About

“Invisible Borders Trans-African Photographers Organisation” is an artist-led initiative founded by Emeka Okereke and registered as a not-for-profit organisation in Nigeria. The pioneer members and participants at the first road trip of the Organization include Ray Daniels Okeugo, Emeka Okereke, Uche Okpa – Iroha, Amaiza Ojeikere, Uche James Iroha, Nike Adesuyi Ojeikere, Lucy Azubuike, Charles Okereke, Chriss Aghana Nwobu and Unoma Giese. The Organisation works with artists and Individuals in contributing to the patching of numerous gaps and misconceptions posed by frontiers within the 54 countries of Africa through art and photography. Beyond that the organisation hopes to expand its activities beyond issues that relate to geographic borders and other forms of discriminating parameters in photography and arts. It is a platform that also stands as a symbol of exchange of ideas between cultures and people. Read our manifesto for more of our ideals.

As a reflection of our name, our flagship project is The Invisible Borders Trans-African Road Trip Project, a project where about a dozen artists (including photographers, writers, filmmakers and performance artists) collectively take road trips across Africa to explore and participate in various photographic events, festival and exhibitions while engaging on a daily basis with the environment and the people encountered. The emphasis is primarily on the collective journey of the participating artists who, during their momentary stops in capital cities, create photographic, video and textual works that often reflect their individual approach to engaging with local artists, art practitioners and the inhabitants. They also collaborate intensively with colleagues from each of the countries involved. Read more about the Road Trip project.

The organization has participated in / organized a number of workshops and exhibitions, as well as other trans-African projects. We have earned the support of numerous partners across the continent and in Europe and North America. Our work has been featured by CNN, Al-Jazeera, Creative Time, etc. To contact us, use the contact page and specify which of our offices you are interested in reaching. You can support our work by donating, participating, or volunteering.

Our Manifesto

The African society is in flux. But there has never been a time as now that the countries and communities in the continent have been empowered to come to a better understanding of itself. We are driven by a strong urge to herald this understanding of the contemporary African experience. This is what we mean when we say we want to effect change. Our idea of transformation is rooted in our work and practice as artists. We hope to confront, challenge, humour, calibrate, and when necessary denigrate. In this way our work would constantly reflect the need to transcend preconceived notions of what Africa is, what African art is, and how artists can engage their audience.

Collaboration is instrumental to realizing our expectations. We do not see our organization merely as one but as the harbinger of a movement. We are at the frontline of an idea that will ensure greater productivity in the contemporary African arts scene. It is a movement that transcends an artist’s location on the continent or the medium being employed. We are engineering a platform that encourages trans-African interaction between artists and art practitioners in the many countries that make up the continent.

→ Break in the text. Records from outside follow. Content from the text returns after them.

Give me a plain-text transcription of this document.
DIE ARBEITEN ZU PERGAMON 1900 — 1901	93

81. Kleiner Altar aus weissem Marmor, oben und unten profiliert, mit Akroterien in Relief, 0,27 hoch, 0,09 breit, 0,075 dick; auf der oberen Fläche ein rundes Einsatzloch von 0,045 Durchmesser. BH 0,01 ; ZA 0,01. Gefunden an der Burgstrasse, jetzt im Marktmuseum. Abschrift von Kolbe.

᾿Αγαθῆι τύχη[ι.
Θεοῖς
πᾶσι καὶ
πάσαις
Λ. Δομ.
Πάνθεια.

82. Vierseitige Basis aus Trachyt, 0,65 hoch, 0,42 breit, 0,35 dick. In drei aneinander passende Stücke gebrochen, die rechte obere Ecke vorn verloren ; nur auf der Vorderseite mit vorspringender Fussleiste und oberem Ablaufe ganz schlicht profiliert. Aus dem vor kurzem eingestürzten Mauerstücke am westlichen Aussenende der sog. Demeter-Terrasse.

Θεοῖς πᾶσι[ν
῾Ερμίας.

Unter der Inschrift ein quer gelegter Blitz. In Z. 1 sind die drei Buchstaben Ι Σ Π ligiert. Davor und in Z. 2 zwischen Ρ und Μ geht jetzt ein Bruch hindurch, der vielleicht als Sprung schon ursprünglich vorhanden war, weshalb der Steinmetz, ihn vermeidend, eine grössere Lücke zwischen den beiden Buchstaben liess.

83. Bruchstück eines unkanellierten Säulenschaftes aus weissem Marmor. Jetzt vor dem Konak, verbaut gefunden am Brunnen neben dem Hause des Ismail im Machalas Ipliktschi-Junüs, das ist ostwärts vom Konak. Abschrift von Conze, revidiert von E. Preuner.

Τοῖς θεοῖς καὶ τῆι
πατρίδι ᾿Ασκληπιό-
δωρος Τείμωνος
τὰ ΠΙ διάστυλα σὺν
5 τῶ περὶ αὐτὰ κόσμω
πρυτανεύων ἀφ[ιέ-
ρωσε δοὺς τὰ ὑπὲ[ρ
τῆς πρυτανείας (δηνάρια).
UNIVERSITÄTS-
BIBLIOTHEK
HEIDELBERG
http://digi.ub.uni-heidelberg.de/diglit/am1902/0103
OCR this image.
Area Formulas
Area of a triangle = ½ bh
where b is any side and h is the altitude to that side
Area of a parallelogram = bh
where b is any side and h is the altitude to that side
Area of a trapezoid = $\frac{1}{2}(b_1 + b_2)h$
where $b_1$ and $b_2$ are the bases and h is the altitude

We recognise the inevitable importance of collaboration in the building of a solid life-long artistic foundation and we intend to harness that energy.

We do not hesitate to define who our audience is. Since our focus is on the Everyday, our audience is anyone who can relate to their immediate environment. This is why we believe that our audience is boundless. We do not want to be an organization that discourages participation. It is our inclination to engage with our audience through every means possible in real and virtual spaces. Our goal is to openly share our work, cutting across the demarcating lines of classes and proficiency in literacy, thereby expanding the art public to include more of the local audience and those who have been called “layman.”

We are interested in everyday spaces. We believe that the first border we have to cross are the limitations within our immediate localities. In an attempt to reach out to the realities of others, we might fall into the temptation to spectacularize, to perpetuate the notions that outsiders have about the continent. While we are cognizant of these myriad point of views, we make efforts not to be caught in it. This is why we work with local artists, because we are interested in the idea of beginning to ask questions about the continent from a personal and close-to-earth point of view.

We are also looking towards the future. If trans-Africanism would mean anything, it has to be rooted in the potentials of a coming generation of artists. Thus, our activities are geared towards creating stepping-stone experiences for upcoming artists and at the same time engaging in critical discourse on issues and questions challenging the potency of the work being done in the continent. We hope to achieve this through numerous artistic interventions on a grassroot level. We are amongst the fore runners of the 21st century, and as an essentially photographic initiative, through images, we intend to contribute a better portion of the story being told of Africa today which will become her history tomorrow.